The BBC once interviewed him about this. The interviewer wanted to know what it felt like – the thrill, the awe, whatever emotion Courtenay could remember from that moment. Courtenay kept saying, “It was my job. I was doing my duty.” In his mind, that over-rode any sense of being special. The interviewer and he never found common ground and, sadly, the interview was never broadcast (although his war memories are part of the video archive at the Pritzker Military Museum downtown).
Courtenay has the highest sense of duty, and the highest level of integrity and morality, of anyone I have ever known. Certainly in his work he was ambitious and competitive, but only against his own standards, not against his colleagues or students. He didn’t look over his shoulder to see whether someone was gaining on him – he did the work because it brought him joy.
Outside the lab and classroom, he had other interests, like the board=game Go, which he played at a high level, but he also took his sense of duty and moral obligation to the public sphere. He was part of Jason, and wrote, with Steven Weinberg and Freeman Dyson, a crucial paper that kept McNamara from using nuclear weapons in Southeast Asia.
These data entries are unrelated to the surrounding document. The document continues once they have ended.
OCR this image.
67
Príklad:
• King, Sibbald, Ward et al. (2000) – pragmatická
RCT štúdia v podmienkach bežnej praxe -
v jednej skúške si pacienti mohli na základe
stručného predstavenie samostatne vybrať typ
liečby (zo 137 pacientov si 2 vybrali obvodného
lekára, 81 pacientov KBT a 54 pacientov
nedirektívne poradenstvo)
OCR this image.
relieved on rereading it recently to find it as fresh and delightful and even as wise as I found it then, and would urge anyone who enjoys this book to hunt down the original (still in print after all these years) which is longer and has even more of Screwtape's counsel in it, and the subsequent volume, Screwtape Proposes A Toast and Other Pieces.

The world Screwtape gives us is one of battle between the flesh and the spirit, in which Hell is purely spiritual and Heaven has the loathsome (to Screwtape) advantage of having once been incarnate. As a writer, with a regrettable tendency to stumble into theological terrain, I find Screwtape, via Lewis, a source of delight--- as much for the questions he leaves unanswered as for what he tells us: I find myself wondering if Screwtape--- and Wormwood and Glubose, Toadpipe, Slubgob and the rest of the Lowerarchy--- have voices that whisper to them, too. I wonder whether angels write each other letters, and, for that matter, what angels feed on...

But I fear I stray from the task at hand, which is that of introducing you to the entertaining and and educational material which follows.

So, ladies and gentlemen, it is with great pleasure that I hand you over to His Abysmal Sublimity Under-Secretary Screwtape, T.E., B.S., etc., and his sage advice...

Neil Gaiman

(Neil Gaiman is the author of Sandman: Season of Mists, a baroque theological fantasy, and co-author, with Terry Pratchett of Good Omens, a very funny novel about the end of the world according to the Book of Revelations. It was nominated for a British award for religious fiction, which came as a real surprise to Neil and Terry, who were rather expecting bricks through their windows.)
In the 60’s, before Roe, he often spoke in public forums and on television to support abortion rights. When a student was stranded in Europe because he couldn’t get a visa for his French wife, Courtenay went to the State Department and got the matter untangled in short order. He wrote to Senators to protest the bills that eroded our rights under the Fourth Amendment.
His essential kindness also made him the person who visited sick friends in hospital, made sure they had the care they needed at home, looked after me, my friends and my family with unfailing generosity.
During his first wife’s serious illness, Courtenay cared for her and their three sons for a number of years. Juggling career and family took a toll, but he never complained and never regretted making that choice.
In fact, I have never heard Courtenay complain about any personal matter, great or small, either in his career, his personal health, or his private life. He never whined that he was dealt a bad hand, or had rotten luck, or was mistreated. You play the cards you’re dealt and you take what action lies within your power to heal yourself and the world around you –tikkun olam, the rabbis call it. Courtenay is not the least bit religious, but I look on him as someone who’s spent his life practicing tikkun olam.
I’m grateful that I’ve been granted all these years to try to learn from him. I tend to whine any time I stub my toe, but I look at my husband, and know I can do better. I probably will never master relativity or non-Euclidian geometry, but I can still get ketchup out of a bottle, and I can still become a more moral, decent person.
Thank you, my dearest one, for all you’ve given to me and to the world around you.